Things are very dark in places, no matter how far you adjust the brightness slider.

There are some forty locations to explore, of varying levels of excitement, and it’s usually the more brightly-coloured environments which are the most eye-catching. Arguably the main disappointment, though, is the hit-and-miss visuals. There are still jagged edges and scenery, lacking the level of definition that you’d hope to see. This is a game available in VR elsewhere, which could have something to do with it, but there are far too many dark areas where you have to really strain your eyes in order to make things out, with the hospital level standing out as an example of this. The soundtrack is also a little weird – there’s a tribal cry-like thing going on in the jungle level, which just came across as off-putting – it made it seem like there was an encounter with a group of tribespeople right around the corner, which never came.

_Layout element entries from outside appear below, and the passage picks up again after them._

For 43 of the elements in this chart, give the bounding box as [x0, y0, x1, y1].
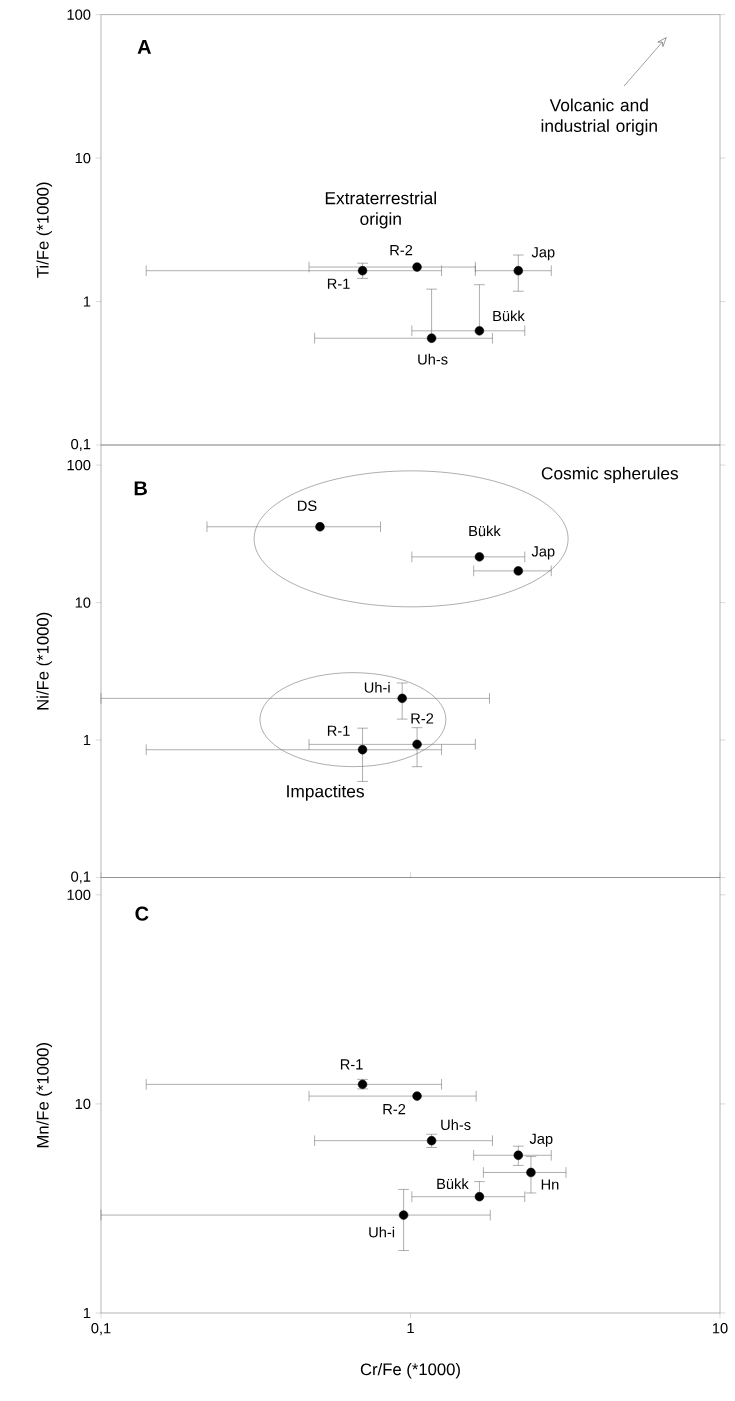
- y-axis-title: Ti/Fe (*1000): [36, 182, 52, 278]
- series-label: R-2: [390, 244, 413, 256]
- series-label: Uh-i: [364, 681, 390, 693]
- series-label: Jap: [529, 1133, 553, 1147]
- y-tick-label: 1: [83, 1307, 91, 1319]
- annotation: Impactites: [287, 784, 364, 801]
- annotation: C: [135, 906, 149, 921]
- series-label: R-1: [340, 1059, 363, 1070]
- series-label: Bükk: [493, 310, 525, 322]
- y-axis-title: Ni/Fe (*1000): [36, 612, 52, 710]
- series-label: Uh-i: [369, 1226, 395, 1238]
- series-label: DS: [298, 500, 317, 511]
- x-tick-label: 10: [712, 1323, 728, 1334]
- annotation: Cosmic spherules: [541, 466, 679, 483]
- series-label: Jap: [531, 247, 555, 261]
- y-tick-label: 1: [83, 735, 91, 746]
- x-tick-label: 1: [407, 1323, 414, 1334]
- y-tick-label: 1: [83, 296, 91, 307]
- series-label: R-1: [327, 725, 350, 736]
- series-label: Hn: [541, 1179, 559, 1190]
- series-label: R-2: [411, 713, 434, 724]
- annotation: Volcanic and industrial origin: [541, 98, 657, 136]
- y-tick-label: 10: [75, 152, 91, 164]
- x-axis-title: Cr/Fe (*1000): [360, 1362, 460, 1379]
- x-tick-label: 0,1: [91, 1323, 111, 1336]
- series-label: Jap: [531, 546, 555, 560]
- series-label: Bükk: [469, 525, 501, 537]
- series-label: Uh-s: [441, 1119, 471, 1131]
- y-axis-title: Mn/Fe (*1000): [36, 1043, 52, 1148]
- series-label: R-1: [327, 278, 350, 289]
- y-tick-label: 100: [67, 889, 91, 901]
- annotation: A: [137, 40, 152, 54]
- y-tick-label: 100: [67, 459, 91, 471]
- y-tick-label: 10: [75, 1098, 91, 1110]
- series-label: R-2: [383, 1103, 406, 1115]
- y-tick-label: 0,1: [71, 871, 91, 884]
- annotation: B: [134, 481, 147, 496]
- y-tick-label: 10: [75, 597, 91, 608]
- series-label: Bükk: [437, 1178, 469, 1190]
- series-label: Uh-s: [418, 353, 448, 365]
- y-tick-label: 0,1: [71, 438, 91, 452]
- annotation: Extraterrestrial origin: [325, 191, 436, 229]
- y-tick-label: 100: [67, 9, 91, 20]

Storyline elements can be quite spectacular, like this monster appearing quite early on.

Soul Axiom Rebooted may have been optimised and made a little easier through reducing the success criteria from its rather opaque original, but it’s still one of those games you work your way through wondering what the hell is going in, without every really drawing a satisfying conclusion even with its three different endings. The atmosphere is one of the game’s strengths, but even with the streamlining, explanations fall a little short. Buy this game if you want to explore some occasionally impressive scenes – that’s the highlight, rather than the plot and the puzzling.

Soul Axiom Rebooted £9.99


Soul Axiom Rebooted is an improved effort over the original, with its quality of life features and rearranged plot. It’s still difficult to follow, though, so go for this if you enjoy exploring some wild 3D environments during your puzzling.